DETROIT – There was a mock trial held in the middle of Downtown Detroit on Saturday.
The Amphitheater at Hart Plaza became a courtroom of sorts, the leaders of the city were on trial. Protesters delivered testimony about how they’ve been treated during the demonstrations.
Day 23 of protests was different from the rest. Protesters didn’t march, no chants, just a couple hundred people met at Hart Plaza, quietly for a Public Tribunal against Detroit Police Chief James Craig and Mayor Mike Duggan.
Detroit will breathe Co-Founder Nakia Wallace said they are using this public hearing to present information, “What we saw over the course, particularly the first two weeks, was excessive use of force and violence towards people exercising their constitutional right to protest,” said Nakia Wallace with Detroit Will Breathe.
Many complained about police brutality, Saturday.
Jae Bass, one of the many who addressed the crowd, “We need to bring trust back to the citizens of Detroit and the people who are there to protect and serve us. It’s just not a lot of trust right now going on right now because of all the things that have been going in with Blacks in general,” said Jae Bass.
Pastor Mo ‘Maurice’ Hardwick, a prominent leader in Detroit, attended the rally, “A lot of the issues they have, they talk about are legitimate issues, I just don’t know if the way they’re going about it, to get those issues, will be productive,” said Pastor Mo ‘Maurice’ Hardwick.
Both Police Chief James Craig and Mayor Mike Duggan didn’t show up, but earlier in the week, Duggan explained why they wouldn’t be there, “I would expect that they will conclude that I’m a terrible mayor and I should be removed. I think they’ll conclude Chief Craig is a terrible chief and he should be removed, and I’ll think they’ll conclude that the Detroit Police Department are terrible officers and they should be defunded. I think you can pretty well predict, that will be the outcome,” said Mayor Mike Duggan.
‘Defund the police’: What it means and why activists are calling for it
Now that the public hearing is over, Tristan Taylor with Detroit Will Breathe explained what will happen next, “We keep marching. We keep moving. I think that after the Tribunal, we’ll take a set of votes. One of things we want to see is for city council to do their own separate investigation. I respect the right of the protesters tonight to express their views on recent events,” said Tristan Taylor with Detroit Will Breathe.
Police Chief James Craig released this statement:
In the emotional outpouring following the murder of George Floyd, however, the protesters continue to fail to acknowledge the serious danger the city faced in those first few nights. The organizers initiated those first marches without making any plans for controlling instigators of violence and without any plans for dispersing the crowd at the end of the march.
As a result, the Detroit Police Department (DPD) faced crowds who attacked officers with rocks, fireworks, and railroad spikes. They smashed windows of police vehicles and began breaking windows of buildings, threatening to bring the kind of violence and looting to Detroit that many other major American cities experienced.

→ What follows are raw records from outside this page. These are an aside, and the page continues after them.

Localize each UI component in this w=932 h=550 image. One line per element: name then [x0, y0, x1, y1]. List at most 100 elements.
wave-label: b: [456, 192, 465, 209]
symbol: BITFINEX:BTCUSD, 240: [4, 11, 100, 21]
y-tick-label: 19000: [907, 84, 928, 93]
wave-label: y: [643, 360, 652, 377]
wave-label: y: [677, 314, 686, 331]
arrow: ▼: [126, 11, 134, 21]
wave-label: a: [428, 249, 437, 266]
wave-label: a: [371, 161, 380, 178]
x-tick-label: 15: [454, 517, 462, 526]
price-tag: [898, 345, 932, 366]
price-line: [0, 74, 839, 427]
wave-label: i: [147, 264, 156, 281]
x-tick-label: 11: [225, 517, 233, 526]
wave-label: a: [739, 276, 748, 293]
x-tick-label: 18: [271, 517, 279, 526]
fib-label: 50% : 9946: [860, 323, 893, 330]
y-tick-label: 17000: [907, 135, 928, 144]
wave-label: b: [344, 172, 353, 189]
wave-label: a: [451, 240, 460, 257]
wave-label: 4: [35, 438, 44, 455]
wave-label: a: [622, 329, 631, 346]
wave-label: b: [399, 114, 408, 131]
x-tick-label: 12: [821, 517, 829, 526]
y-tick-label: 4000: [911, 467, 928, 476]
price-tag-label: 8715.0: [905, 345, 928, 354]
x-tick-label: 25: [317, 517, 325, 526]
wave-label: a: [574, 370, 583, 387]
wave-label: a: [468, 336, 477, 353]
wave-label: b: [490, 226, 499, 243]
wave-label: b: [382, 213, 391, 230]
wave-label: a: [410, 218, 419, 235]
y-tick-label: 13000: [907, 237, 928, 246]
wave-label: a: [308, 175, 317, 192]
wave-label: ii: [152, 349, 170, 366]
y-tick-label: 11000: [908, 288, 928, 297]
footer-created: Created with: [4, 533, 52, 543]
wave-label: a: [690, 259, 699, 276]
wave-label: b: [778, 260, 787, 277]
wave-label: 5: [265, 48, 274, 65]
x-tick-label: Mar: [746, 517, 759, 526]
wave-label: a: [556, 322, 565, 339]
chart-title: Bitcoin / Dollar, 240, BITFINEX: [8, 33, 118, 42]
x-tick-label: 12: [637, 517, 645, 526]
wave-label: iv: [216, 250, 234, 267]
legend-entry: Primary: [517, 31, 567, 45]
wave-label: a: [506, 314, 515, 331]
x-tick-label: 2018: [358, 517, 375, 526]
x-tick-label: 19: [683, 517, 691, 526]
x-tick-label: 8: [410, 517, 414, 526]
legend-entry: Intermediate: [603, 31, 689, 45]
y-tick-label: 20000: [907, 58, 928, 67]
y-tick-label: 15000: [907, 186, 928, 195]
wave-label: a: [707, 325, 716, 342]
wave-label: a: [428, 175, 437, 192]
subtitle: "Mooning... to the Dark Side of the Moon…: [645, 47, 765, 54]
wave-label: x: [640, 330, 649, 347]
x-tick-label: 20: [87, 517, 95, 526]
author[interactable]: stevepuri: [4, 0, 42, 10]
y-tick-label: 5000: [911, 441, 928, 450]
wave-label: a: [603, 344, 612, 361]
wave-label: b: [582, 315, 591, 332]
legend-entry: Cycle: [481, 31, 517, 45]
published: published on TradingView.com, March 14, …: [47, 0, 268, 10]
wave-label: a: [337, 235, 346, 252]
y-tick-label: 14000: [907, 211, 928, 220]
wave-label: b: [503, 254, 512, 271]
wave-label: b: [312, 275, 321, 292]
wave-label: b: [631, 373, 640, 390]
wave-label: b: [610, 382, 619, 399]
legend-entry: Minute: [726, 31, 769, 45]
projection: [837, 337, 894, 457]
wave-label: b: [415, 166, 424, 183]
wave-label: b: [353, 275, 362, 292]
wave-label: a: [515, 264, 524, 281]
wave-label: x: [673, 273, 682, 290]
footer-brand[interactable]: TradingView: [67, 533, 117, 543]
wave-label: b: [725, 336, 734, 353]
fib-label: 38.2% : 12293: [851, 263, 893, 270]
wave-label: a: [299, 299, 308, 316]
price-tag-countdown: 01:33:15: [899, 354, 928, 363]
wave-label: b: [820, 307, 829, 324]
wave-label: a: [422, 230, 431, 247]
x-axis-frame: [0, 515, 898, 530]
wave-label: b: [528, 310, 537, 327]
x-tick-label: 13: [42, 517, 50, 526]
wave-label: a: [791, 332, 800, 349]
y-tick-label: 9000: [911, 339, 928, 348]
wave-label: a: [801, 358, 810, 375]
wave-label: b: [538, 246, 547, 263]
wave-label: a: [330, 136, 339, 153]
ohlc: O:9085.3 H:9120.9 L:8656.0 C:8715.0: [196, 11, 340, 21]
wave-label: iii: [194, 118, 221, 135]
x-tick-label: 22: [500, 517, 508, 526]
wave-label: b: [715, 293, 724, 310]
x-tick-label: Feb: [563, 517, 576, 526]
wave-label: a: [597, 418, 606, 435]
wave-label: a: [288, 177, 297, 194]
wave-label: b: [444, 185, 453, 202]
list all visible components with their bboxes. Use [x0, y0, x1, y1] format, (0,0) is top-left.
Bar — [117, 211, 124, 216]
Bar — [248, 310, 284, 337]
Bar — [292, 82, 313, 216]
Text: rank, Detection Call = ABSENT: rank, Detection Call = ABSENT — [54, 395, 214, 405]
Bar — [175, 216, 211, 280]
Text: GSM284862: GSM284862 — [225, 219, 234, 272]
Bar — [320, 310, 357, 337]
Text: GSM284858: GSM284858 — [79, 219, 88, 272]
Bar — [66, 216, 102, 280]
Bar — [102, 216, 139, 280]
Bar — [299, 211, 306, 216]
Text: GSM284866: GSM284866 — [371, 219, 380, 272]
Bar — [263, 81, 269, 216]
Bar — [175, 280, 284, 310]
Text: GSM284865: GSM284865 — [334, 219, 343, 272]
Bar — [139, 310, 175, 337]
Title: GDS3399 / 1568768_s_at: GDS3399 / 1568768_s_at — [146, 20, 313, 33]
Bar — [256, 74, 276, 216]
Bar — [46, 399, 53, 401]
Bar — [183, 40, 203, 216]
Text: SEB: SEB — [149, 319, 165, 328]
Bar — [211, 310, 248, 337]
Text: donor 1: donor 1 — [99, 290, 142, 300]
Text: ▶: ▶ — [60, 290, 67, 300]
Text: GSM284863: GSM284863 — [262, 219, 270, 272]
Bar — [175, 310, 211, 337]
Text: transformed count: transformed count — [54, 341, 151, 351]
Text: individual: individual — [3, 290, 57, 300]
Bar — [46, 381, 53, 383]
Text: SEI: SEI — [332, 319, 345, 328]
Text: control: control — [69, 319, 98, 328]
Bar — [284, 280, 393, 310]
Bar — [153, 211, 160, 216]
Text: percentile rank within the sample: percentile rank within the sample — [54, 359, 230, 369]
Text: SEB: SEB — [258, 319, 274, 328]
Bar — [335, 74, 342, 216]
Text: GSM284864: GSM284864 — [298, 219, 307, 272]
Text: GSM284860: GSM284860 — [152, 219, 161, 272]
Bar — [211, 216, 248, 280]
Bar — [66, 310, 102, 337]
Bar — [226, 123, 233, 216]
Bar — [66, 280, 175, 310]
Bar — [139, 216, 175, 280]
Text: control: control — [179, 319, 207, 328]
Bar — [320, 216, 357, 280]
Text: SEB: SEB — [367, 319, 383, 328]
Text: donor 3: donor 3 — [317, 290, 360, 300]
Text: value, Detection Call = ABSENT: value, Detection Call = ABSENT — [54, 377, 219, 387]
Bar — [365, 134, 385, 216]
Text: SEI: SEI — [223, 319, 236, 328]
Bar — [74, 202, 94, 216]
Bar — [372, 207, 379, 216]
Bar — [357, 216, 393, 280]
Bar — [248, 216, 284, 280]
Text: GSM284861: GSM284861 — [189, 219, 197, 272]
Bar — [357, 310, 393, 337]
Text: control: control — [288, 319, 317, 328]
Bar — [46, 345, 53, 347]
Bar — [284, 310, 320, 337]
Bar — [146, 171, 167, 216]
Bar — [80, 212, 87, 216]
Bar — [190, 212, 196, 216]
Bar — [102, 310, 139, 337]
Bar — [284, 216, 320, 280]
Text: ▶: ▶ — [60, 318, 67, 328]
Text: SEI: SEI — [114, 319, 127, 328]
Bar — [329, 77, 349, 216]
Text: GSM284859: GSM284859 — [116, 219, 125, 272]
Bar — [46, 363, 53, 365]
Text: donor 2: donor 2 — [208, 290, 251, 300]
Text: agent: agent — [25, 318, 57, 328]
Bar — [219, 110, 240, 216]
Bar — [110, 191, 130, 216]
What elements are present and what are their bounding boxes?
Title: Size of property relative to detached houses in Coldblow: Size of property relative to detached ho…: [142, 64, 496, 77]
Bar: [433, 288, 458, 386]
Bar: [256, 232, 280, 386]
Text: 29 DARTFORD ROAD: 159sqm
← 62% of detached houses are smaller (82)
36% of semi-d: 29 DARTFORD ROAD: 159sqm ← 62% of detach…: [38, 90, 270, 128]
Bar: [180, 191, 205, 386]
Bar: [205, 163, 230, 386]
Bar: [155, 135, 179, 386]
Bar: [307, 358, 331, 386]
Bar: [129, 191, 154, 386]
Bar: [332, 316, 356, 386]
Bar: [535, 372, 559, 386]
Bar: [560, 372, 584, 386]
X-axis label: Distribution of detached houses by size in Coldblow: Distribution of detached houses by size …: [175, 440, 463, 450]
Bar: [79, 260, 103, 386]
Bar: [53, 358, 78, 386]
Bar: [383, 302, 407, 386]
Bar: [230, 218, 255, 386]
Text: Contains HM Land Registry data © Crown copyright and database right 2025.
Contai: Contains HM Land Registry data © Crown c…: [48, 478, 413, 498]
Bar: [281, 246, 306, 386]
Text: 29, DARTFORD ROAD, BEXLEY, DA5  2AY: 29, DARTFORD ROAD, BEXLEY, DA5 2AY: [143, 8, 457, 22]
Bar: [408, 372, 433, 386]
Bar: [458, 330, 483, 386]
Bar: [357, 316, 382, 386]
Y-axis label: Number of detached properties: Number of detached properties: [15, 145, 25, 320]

That tragic outcome was avoided here because of the work of our officers and the active intervention of numerous Detroiters who personally stepped in to stop acts of destruction. Once our department saw that the evening protesters were no longer a danger to Detroit or our citizens, we stopped enforcing the curfew and have made no arrests of protesters in more than two weeks.
This Department takes every allegation of police misconduct seriously and, as has been the practice since I have been Chief, any officer who acted improperly will be disciplined. DPD and the Board of Police Commissioners are investigating each citizen complaint and are actively collecting video evidence from body cams, building security cameras, and personal phones for a complete review of each claim.
Across the country, the Detroit Police Department is getting credit for its professionalism in preserving the peace in our city without the kinds of tragic incidents seen in other communities. We are not perfect but every day we are committed to building trust between our department and the citizens we serve.